От этого рассказа она сама так перепугалась, что даже защелкала зубами.

— А я всегда вожу деньги прямо вот в этой ручной сумочке, — похвасталась я. — Это, по-моему, остроумнее всего, потому что никому в голову не придет, что здесь деньги!

— Ну, знаете, это рискованно! — сказала толстая и покосилась на мою сумочку.

Мы улеглись.

— Не задернуть ли фонарь? — предложила я. — Глазам больно.

Толстая что-то промычала, но востроносая вдруг вскинулась наверху и даже ноги спустила.

— Зачем задергивать? Не надо задергивать! Я не хочу! Слышите, я не хочу!

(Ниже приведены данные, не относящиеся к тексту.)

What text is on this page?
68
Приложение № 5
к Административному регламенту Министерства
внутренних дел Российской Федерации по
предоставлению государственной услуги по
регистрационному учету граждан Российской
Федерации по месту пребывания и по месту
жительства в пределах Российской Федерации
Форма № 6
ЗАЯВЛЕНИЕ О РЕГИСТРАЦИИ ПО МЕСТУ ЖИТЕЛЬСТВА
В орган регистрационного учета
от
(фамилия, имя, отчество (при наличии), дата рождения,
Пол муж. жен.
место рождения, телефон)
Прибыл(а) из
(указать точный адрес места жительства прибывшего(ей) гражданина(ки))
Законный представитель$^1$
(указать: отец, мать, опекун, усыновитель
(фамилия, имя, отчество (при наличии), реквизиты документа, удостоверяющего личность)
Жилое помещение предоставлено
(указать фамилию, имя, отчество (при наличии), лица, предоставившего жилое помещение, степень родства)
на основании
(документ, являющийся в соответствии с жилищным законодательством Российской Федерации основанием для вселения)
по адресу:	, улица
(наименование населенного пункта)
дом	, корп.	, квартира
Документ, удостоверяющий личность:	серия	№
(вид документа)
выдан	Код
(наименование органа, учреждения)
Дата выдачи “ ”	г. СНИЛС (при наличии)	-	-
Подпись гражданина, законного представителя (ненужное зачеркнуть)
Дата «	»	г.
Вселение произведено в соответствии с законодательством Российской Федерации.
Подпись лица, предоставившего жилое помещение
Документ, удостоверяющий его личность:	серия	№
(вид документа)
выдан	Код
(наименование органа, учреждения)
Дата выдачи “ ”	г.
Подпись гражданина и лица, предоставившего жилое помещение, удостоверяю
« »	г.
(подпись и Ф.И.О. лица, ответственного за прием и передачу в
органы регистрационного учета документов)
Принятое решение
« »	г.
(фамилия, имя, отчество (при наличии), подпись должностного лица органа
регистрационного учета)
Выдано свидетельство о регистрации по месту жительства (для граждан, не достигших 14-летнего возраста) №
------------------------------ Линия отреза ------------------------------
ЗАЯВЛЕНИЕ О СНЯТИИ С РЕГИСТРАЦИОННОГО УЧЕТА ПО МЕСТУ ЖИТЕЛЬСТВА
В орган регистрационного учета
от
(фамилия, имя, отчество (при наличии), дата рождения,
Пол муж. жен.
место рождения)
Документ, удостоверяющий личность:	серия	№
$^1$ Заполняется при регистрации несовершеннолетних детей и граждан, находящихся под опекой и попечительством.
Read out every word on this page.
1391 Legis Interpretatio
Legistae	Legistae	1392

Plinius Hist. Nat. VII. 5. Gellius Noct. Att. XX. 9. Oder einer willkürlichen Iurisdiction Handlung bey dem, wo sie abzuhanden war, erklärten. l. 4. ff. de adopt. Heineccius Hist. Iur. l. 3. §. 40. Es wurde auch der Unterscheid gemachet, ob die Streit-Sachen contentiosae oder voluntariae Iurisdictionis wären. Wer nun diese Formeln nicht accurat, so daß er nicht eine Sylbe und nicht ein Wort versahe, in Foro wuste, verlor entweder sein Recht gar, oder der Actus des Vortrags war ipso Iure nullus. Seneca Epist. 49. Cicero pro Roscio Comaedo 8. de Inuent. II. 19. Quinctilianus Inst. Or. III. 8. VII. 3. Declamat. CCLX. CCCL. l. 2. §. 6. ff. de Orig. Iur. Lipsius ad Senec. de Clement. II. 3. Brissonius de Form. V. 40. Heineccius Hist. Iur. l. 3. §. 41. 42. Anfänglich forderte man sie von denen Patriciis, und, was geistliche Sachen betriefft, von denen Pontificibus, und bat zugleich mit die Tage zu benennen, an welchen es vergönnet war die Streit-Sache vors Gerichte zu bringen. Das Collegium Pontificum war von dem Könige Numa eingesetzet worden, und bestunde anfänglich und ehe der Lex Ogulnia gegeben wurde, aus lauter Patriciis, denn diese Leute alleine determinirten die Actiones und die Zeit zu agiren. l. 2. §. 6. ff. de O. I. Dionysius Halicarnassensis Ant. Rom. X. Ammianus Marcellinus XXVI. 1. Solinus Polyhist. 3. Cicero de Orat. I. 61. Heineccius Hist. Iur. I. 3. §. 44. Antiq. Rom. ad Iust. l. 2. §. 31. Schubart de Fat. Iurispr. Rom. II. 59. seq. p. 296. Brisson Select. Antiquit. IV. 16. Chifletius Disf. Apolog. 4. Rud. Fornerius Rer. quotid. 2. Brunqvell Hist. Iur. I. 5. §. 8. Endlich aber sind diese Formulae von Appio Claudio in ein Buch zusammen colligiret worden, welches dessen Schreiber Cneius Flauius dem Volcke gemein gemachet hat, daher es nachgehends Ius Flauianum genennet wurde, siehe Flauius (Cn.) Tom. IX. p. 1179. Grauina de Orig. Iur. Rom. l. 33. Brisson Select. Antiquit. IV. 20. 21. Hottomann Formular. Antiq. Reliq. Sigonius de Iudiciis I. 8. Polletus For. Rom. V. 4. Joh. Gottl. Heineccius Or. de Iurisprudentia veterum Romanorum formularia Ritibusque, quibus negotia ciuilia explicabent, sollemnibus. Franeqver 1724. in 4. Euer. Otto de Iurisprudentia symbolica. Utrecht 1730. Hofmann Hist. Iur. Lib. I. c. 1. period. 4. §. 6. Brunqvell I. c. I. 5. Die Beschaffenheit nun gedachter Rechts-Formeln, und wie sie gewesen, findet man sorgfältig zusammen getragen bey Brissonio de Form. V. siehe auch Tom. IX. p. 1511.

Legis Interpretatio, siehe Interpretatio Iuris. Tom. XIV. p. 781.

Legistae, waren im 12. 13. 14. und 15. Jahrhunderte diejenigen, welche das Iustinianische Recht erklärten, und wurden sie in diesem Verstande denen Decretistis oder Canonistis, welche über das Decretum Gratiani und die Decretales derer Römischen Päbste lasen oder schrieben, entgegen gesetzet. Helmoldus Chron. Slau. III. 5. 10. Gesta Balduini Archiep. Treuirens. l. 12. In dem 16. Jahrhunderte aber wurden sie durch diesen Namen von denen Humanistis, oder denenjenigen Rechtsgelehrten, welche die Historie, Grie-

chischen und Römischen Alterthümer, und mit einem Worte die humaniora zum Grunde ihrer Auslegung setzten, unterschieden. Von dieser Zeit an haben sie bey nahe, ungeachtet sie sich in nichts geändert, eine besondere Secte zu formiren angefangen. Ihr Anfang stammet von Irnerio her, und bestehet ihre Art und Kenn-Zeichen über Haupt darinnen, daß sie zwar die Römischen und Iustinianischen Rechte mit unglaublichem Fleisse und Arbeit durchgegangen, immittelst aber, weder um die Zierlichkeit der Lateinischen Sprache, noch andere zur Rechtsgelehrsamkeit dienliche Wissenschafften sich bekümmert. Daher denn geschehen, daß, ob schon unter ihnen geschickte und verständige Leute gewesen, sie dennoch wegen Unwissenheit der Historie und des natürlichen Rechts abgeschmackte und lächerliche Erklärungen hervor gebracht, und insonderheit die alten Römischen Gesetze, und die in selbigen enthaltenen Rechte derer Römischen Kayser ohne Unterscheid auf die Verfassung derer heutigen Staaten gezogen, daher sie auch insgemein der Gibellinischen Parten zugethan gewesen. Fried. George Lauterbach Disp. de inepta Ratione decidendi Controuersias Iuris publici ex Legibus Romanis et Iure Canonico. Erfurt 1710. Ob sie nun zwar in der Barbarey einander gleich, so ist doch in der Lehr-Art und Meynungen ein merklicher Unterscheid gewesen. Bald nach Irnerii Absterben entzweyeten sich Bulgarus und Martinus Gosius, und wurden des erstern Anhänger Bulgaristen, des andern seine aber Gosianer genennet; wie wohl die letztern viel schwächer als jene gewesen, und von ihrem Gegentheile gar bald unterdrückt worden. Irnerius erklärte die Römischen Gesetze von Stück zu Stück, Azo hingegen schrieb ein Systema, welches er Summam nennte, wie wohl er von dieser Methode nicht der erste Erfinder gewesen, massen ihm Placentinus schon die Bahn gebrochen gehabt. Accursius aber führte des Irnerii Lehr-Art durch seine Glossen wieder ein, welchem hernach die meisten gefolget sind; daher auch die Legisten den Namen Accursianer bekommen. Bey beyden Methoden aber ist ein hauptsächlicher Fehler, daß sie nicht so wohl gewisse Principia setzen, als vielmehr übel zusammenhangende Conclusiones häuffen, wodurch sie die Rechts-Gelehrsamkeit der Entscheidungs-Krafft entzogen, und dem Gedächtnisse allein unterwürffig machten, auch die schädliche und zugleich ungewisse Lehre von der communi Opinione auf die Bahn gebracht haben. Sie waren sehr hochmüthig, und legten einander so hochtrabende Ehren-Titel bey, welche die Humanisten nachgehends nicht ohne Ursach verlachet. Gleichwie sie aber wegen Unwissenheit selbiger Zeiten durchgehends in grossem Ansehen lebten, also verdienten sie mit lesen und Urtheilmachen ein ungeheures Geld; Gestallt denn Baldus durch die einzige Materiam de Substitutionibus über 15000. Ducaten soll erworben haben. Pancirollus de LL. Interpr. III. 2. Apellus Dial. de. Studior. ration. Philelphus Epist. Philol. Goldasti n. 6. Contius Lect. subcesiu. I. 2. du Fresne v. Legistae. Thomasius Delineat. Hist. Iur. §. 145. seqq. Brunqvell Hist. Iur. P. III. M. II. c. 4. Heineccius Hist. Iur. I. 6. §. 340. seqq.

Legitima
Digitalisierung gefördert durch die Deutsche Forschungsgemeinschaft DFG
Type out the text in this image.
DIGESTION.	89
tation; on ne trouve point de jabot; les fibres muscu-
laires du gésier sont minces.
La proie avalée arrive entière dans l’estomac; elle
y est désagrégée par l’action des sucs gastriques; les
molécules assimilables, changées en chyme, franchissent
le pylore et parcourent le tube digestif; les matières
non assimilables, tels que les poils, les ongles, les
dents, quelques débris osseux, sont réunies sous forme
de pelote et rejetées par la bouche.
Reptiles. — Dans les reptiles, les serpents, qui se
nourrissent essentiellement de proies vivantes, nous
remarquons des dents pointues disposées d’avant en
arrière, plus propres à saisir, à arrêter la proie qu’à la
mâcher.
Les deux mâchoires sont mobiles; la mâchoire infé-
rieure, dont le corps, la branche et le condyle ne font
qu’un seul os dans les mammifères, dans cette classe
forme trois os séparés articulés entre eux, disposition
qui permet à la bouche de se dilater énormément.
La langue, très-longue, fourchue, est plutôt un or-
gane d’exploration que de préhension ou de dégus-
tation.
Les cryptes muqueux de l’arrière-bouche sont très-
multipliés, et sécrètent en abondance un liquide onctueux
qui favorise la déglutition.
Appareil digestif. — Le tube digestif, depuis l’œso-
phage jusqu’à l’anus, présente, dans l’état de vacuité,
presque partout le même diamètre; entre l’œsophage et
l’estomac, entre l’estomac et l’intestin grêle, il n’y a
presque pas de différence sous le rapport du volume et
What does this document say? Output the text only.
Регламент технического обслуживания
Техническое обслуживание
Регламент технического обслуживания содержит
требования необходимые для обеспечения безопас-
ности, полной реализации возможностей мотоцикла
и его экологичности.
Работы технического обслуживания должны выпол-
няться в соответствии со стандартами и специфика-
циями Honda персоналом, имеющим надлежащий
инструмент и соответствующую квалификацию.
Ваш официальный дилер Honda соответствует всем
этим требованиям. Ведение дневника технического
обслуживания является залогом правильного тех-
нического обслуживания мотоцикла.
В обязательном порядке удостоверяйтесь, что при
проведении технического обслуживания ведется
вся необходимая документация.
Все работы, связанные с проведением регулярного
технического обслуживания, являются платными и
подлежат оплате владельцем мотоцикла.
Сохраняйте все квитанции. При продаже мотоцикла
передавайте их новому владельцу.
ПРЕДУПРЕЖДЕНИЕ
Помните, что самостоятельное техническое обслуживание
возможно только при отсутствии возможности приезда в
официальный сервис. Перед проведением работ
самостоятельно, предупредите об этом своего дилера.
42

— Ну, не хотите, — не надо.

Я уже стала засыпать, как вдруг очнулась от какого-то неприятного чувства, точно на меня кто-то смотрит. На меня, действительно, смотрели в упор четыре глаза. Два сверху, черные, дико испуганные, и два снизу, подозрительные и острые.

— Отчего же вы не спите? — спросила я.

— Так, что-то не спится, — отвечали сверху. — Я и вообще никогда не сплю в вагоне.

— Да ведь и вы тоже не спите, — язвительно сказали снизу, — так чего же вы на других удивляетесь?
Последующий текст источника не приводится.